They also said something like that in their late 1995 forecast, at which time, they expected to snatch the $300B gold ring by 2000! Vaulting off the estimated $145B market size
for that cyclical-peak 1995 year, "Semiconductor Industry Faces 5 years of Boring Growth, to Reach $300B in 2000." Well, not exactly. The industry shrank for three years through 1998 ("1998 was a very bad year."), grew back to $205B in 2001, retreated to $139B in 2001 (!!), and has since climbed to about $250B in 2007. Closer to $300B, but not there yet. And, leading to 2007 with six years of growth without a collapse in prices and overall sales, someone might be nervous about where the industry is headed, and how long it can grow before it faces some kind of retreat.See the history lesson, below:
![[IMG] Worldwide Semiconductor Industry Revenues](/en/images/dmr/20070920_table1.gif)

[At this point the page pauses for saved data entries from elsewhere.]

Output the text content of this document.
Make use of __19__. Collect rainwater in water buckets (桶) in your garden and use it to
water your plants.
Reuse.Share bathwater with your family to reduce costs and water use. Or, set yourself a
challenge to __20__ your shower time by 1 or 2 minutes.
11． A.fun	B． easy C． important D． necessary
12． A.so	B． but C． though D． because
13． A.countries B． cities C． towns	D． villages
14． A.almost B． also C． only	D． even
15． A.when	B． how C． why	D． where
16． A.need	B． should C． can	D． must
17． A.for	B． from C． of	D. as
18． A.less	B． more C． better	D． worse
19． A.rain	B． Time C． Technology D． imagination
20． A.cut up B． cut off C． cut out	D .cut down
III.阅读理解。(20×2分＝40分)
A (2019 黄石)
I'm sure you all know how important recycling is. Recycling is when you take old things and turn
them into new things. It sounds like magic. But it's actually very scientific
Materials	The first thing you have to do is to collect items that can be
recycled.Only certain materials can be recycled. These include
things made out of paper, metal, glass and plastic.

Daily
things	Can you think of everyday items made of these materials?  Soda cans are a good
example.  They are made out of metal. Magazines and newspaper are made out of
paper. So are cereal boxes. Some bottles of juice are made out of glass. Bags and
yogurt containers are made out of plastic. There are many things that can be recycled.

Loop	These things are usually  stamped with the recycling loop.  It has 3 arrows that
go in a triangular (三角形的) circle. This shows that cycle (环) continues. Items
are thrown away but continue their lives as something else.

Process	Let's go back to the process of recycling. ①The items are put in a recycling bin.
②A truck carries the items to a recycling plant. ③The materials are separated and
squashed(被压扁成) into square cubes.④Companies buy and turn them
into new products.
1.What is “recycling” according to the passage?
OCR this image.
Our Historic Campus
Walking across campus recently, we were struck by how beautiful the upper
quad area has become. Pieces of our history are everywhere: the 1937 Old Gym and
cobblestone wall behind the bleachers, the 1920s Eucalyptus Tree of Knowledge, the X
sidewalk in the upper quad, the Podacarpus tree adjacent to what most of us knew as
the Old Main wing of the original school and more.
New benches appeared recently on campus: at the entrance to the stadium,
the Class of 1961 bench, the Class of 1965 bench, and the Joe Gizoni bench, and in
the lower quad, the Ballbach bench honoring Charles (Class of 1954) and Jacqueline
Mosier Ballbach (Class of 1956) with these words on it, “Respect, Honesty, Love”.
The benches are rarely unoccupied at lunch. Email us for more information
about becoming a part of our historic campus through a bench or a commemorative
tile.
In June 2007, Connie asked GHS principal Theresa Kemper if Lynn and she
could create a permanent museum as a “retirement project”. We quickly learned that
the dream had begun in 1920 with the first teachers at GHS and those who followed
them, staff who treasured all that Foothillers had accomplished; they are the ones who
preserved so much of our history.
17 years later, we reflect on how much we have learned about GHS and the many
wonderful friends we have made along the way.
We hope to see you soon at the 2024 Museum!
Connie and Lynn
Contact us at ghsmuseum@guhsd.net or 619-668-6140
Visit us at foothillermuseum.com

All that being said, we all make mistakes. As I recall, one Dataquest analyst (c'est moi) said in late 1984, that the 256K DRAM ASP for 1985 would be more than $10, and was roundly booed by the industry for being too aggressive in his pricing decline estimates. It came in about $3.30 for the year; we were all wrong...very wrong. The DRAM industry took a major bath of red ink, and Inmos, Intel, National, Mostek, ITT, Fairchild (!) and some lesser Japanese suppliers, all finally pulled the plug on DRAMs, though only Mostek and perhaps Intel were significant DRAM players at that time; the others were only dabblers.